La mirada azul. Antonio tenía esa forma de observar que lo decía todo. De pocas palabras y de profundas convicciones. Era humilde, discreto, infatigable y con un sentido del deber a prueba de desafíos. El compañero que todos querían al lado y la persona que se desvivía por los suyos. De los que nunca piden y siempre dan mucho más.
Era prudente, amable, divertido y cascarrabias. A veces era el gruñón que se hacía querer. A la vista saltaba que era bajito pero también bien plantado. Que se lo pregunten a Pili, su esposa, que tardó segundos en descubrir que aquel joven al que enamoró por carta, era un tipo noble, con un corazón de los que seduce en silencio.
Castellano recio, de la muy leal Medina de Rioseco, la posguerra le arrancó de la escuela para llevarle a cuidar cochinos, con apenas ocho años. Se educó con el hambre, la generosidad y la solidaridad en una familia de seis hermanos. No hay colegio que enseñe lo que cuesta crecer con el estómago vacío, con sabañones en las manos y con el futuro del revés.
Antonio vivió tiempos difíciles. Hizo la maleta y tomó un tren hacia Alemania. Era un emigrante orgulloso de su origen y su destino. De esa generación más lista que el hambre.
Armado con su calibre midió los tornillos, tuercas y rodamientos de un país respetuoso y agradecido. Siempre tuvo gratos recuerdos de aquella época austera. Dicen que cantaba por Antonio Molina en sus años mozos y que hasta formaba corro cuando entonaba. También presumía de Puskas, Di Stefano, Rial, Kopa y Gento. «¡Eso era una delantera y no los ‘tuercebotas’ de ahí abajo!», soltaba algunos domingos en el Bernabéu, en la grada, donde en tardes de gloria se encendía un farias y regalaba un abrazo a su Toñín y a su Maripili. Porque el señor Antonio exteriorizaba su afecto con cuentagotas, aunque todos sabíamos que por dentro era un caudal de cariño.
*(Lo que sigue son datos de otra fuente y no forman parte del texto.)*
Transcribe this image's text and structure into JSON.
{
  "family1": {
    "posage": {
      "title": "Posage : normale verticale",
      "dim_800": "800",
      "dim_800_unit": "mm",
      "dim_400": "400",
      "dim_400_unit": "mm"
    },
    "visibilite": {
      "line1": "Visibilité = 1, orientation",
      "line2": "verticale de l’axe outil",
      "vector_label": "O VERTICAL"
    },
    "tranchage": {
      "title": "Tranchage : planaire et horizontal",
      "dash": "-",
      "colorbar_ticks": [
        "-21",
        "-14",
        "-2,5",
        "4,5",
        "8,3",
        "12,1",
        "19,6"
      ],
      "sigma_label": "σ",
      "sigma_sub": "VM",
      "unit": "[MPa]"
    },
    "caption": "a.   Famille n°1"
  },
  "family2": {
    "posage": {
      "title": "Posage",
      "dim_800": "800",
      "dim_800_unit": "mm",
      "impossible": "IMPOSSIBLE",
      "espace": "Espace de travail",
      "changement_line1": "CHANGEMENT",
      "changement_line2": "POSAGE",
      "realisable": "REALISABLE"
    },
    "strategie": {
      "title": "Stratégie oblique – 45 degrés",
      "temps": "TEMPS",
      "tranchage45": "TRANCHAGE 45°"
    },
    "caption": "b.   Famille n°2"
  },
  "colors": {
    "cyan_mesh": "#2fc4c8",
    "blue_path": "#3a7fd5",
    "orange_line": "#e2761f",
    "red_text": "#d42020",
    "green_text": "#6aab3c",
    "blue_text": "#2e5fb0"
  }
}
La salud le fue esquiva la mitad de su vida, pero un padre como él podía con todo. Un cáncer de garganta amenazó su voz a los 40. Y después convivió con otro de pulmón, uno de colon y otro de páncreas. El corazón averiado, a juego con la tensión, la diabetes y un rosario de males que curaba su mujer rezando a San Antonio. Pensábamos que era inmortal. Luego vino el alzheimer. La memoria en blanco y la sonrisa por idioma…
Su fragilidad de pajarillo era engañosa. Su fortaleza venía del cielo, de ese ángel de la guarda que fue su mujer, esa bendición que siempre estuvo a su lado, quien le cuidaba y veneraba todos los días… todos los días sin excepción durante los años más largos,tristes y dolorosos.
Antonio se despidió el pasado 9 de noviembre, por la noche, mientras dormía. Apagó su mirada azul y dejó el legado de sus virtudes. Desde entonces nos aferramos al recuerdo eterno de un hombre bueno.
Antonio Lorenzo García murió el 9 de noviembre de 2016, a los 85 años.